Frank Gossner is a legendary crate digger. He's made a name for himself with his blog, Voodoo Funk, where he documents his record collecting trips to West Africa. Anyone who's heard him spin can vouch for his ridiculously deep collection of obscure African gems. He collaborated with Daptone Records in 2009 to re-issue Pax Nicholas' forgotten Afrika 70 gem. Lagos Disco Inferno is his second re-issue project, and I believe he has more planned.

While not every track on the album is disco, every song will make you dance. The first time I heard this album, I immediately tracked it down on vinyl, and spun it at my next dj gig. This album is most definitely best administered in like-minded company and with generous doses of cold, alcoholic beverages.

Sunday, May 2, 2010

Album Review: El Existential-Grupo Fantasma

El Existential, the new album from Grupo Fantasma out May 11, 2010 on National Geographic Records, is an energetic, free-flowing, collection of songs that blend a diverse array of elements and sounds. Following their Grammy-nominated third album Sonidos Gold (2008), Grupo Fantasma has made a name for themselves for their ability to combine Latin musical styles with psychedelic rock and funk elements to forge a trademark style all their own. El Existential exemplifies that style from start to finish.

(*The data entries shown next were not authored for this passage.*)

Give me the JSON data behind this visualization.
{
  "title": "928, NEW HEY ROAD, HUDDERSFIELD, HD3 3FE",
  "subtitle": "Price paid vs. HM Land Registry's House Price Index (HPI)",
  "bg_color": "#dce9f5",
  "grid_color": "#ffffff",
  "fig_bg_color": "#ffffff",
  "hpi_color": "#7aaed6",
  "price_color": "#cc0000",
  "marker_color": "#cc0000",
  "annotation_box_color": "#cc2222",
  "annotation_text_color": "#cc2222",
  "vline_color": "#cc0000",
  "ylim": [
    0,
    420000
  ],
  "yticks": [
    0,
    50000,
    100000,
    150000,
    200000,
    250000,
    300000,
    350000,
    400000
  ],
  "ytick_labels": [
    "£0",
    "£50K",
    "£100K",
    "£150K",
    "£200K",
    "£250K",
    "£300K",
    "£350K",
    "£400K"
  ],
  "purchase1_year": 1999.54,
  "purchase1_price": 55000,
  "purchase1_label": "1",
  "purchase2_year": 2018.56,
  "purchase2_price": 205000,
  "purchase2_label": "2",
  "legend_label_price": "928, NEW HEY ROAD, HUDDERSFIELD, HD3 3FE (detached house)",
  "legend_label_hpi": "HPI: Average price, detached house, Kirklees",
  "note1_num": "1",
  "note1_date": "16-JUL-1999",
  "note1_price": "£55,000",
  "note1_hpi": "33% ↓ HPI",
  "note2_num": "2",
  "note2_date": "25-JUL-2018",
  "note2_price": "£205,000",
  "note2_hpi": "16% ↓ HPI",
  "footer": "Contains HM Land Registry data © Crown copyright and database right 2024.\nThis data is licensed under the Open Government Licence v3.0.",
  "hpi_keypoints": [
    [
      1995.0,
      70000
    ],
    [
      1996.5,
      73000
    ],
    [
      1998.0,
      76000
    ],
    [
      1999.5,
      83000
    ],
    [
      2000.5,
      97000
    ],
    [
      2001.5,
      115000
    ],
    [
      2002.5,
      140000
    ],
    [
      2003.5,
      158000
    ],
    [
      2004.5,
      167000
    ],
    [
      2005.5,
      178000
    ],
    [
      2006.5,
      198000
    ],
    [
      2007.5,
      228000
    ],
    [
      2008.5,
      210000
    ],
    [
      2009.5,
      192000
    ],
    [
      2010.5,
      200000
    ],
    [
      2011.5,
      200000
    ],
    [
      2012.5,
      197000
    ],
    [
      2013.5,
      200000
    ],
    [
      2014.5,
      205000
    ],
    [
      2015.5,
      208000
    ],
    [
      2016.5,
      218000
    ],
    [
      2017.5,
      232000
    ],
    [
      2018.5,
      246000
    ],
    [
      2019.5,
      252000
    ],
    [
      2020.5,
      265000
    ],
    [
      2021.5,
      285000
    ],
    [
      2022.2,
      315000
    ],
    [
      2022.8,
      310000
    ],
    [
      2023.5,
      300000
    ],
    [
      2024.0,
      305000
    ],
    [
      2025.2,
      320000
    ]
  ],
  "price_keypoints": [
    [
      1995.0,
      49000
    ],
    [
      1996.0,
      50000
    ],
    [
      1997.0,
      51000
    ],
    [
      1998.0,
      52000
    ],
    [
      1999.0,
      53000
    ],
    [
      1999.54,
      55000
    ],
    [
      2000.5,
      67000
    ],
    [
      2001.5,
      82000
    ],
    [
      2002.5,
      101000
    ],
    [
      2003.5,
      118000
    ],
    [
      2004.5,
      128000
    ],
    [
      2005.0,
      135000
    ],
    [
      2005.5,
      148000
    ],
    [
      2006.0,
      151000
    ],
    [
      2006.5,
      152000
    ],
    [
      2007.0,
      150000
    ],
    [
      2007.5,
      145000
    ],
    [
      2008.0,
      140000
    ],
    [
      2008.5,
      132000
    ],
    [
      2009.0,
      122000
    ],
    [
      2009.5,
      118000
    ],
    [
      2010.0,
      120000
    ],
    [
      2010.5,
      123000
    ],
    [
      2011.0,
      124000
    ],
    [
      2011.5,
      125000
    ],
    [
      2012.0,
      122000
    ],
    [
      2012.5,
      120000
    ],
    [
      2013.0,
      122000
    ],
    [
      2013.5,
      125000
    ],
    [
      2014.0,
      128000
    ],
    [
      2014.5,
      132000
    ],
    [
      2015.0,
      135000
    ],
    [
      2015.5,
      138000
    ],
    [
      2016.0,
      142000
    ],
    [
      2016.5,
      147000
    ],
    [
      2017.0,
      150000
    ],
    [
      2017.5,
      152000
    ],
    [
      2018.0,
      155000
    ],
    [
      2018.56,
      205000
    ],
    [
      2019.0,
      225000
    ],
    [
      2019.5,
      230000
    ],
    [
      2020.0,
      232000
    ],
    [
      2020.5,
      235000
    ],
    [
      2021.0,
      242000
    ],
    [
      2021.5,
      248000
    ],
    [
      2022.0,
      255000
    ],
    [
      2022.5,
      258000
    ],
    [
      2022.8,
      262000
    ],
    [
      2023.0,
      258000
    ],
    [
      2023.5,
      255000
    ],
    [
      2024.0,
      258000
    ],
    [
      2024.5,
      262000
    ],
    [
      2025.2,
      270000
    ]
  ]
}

The range on this album is truly impressive. They go from downtempo Cumbia to hard driving rock from song to song. Certain songs like Realizando, the album’s first track, emphasize the psychedelic funk aesthetic, which fosters an interesting mix with the accompanying more traditional-Latin sounding horns, vocals and percussion. The band’s horn section really makes it presence felt throughout the album. The multi-layered rhythm section provides a vibrant backdrop over which the horns resound.

El Exisential was recorded in the band’s home studio in Austin. GP purposely avoided the corporate studio route to immerse themselves in a collectively occupied homestead, so they could create communally in a non-corporate, domestic atmosphere engineered to foster collaboration and experimentation. You can hear the homemade, analog production quality when you listen to the album. Similar to Daptone Records’ signature sound, the soul and character comes across through the speakers.

This album was my introduction to Grupo Fantasma, and it made a great first impression. The album drops in a little over a week, definitely check it out.